In January 1866, the Pall Mall Gazette revealed the dire conditions suffered by boys in the casual ward of the Lambeth Workhouse. Lord Shaftesbury became patron to the society, and he launched an initiative to take boys off the streets and give them onboard maritime training. They were soon resident on board the Chichester, a redundant naval frigate moored off Greenhithe which could house 250 boys at a time. This succeeded and by 1874, 1,300 boys had graduated. A second frigate was obtained thanks to a £5,000 donation from Lady Burdett-Coutts: this was the Arethusa and she was moored alongside the Chichester. In 1919 the society renamed itself as Shaftesbury Homes and Arethusa and the Prince of Wales, the future Edward VIII became president.

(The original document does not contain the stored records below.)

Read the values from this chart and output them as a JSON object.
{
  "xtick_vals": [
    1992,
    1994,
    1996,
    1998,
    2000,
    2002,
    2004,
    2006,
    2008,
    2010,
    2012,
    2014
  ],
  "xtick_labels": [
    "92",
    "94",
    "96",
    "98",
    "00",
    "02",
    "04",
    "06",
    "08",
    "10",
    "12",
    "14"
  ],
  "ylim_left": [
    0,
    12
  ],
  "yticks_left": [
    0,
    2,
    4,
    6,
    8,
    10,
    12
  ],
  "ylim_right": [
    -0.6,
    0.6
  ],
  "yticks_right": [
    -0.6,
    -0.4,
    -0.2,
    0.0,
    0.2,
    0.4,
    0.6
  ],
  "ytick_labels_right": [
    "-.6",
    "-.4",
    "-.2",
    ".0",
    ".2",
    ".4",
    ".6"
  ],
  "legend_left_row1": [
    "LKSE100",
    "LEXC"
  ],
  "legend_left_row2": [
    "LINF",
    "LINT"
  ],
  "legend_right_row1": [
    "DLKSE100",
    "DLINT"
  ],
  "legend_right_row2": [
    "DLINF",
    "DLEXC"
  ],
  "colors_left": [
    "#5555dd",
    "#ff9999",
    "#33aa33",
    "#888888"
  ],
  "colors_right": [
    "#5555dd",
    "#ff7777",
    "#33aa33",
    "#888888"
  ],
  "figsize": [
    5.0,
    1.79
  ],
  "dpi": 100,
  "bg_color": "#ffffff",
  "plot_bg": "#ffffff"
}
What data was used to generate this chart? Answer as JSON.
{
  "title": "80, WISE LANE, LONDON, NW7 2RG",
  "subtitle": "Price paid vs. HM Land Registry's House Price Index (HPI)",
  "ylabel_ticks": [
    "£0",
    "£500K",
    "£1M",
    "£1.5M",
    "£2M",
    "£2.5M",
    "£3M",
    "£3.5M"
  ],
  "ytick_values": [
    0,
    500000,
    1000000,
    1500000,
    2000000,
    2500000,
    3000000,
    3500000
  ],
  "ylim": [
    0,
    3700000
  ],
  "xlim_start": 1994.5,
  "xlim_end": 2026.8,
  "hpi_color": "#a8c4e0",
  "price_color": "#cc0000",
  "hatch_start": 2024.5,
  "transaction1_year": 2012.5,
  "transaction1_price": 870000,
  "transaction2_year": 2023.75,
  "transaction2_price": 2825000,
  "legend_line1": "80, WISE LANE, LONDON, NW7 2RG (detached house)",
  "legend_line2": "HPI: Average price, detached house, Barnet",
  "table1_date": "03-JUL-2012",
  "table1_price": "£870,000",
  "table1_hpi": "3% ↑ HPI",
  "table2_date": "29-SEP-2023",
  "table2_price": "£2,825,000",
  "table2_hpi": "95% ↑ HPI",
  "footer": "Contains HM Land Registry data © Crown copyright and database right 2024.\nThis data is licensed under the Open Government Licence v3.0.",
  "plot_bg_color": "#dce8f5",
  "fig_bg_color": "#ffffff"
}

The move to Upnor on the River Medway occurred in 1933, when the Arethusa was broken up and replaced by the steel-hulled, four-masted barque Peking. Renamed Arethusa II, it was refitted in Chatham Dockyard and then moored across the River Medway, in Lower Upnor. The figurehead from the wooden warship was preserved and displayed by Arethusa Pier in Upnor. Shore-side accommodation and a swimming pool was built, and this continues today (2017) as the Arethusa Venture Centre. An ocean-going steam yacht, the Glen Strathallan was donated to the society in 1955.

By 1972 there was less call for sail-trained seamen, and the training school was scaled down. The Arethusa II became a floating boarding school for the next three years but needed much maintenance work and was sold in 1975 to the South Street Seaport museum in New York, which restored its original name Peking; it is now owned and berthed by the German Port Museum in Hamburg. A third, smaller 71 ft ketch was bought in 1971 and renamed Arethusa. It had a different role and was replaced by another vessel in 1982.

===Children's homes===
The focus of the society changed and it sought to provide refuges outside London for London children.
In 1868 the society purchased a farm in Bisley, Surrey. The first building, the Farm school was operational by 1871 and the second, Shaftesbury House, in 1873. The schools merged as a result of the 1918 Education Act. Surrey Education Committee took over the educational aspects in 1921, and the schools status changed from 'Elementary School' to 'Central School' in 1930. From 1944 until its closure in 1958 the school became a 'secondary school'.

A further boys home was opened at Fortescue House, Twickenham. A home for girls was opened at Sudbury Hall, Wembley. The society experienced financial pressures during both of the world wars. The Curtis Report and the Children Act 1948 changed the direction of child care: adoption became the preferred option followed by fostering and the large children's homes that the society had been running were deprecated. It was recommended that children's homes should have no more than 12 residents.

The larger homes were disposed of and the society moved to providing support for adolescents leaving care. Two adolescent hostels were opened Putney in 1975, and the long-standing premises in Esher House, East Molesley became a teenage mother and baby hostel. A support centre for parents having difficulty with their children was opened in Clapham.

In 2006, the charity renamed itself Shaftesbury Young People.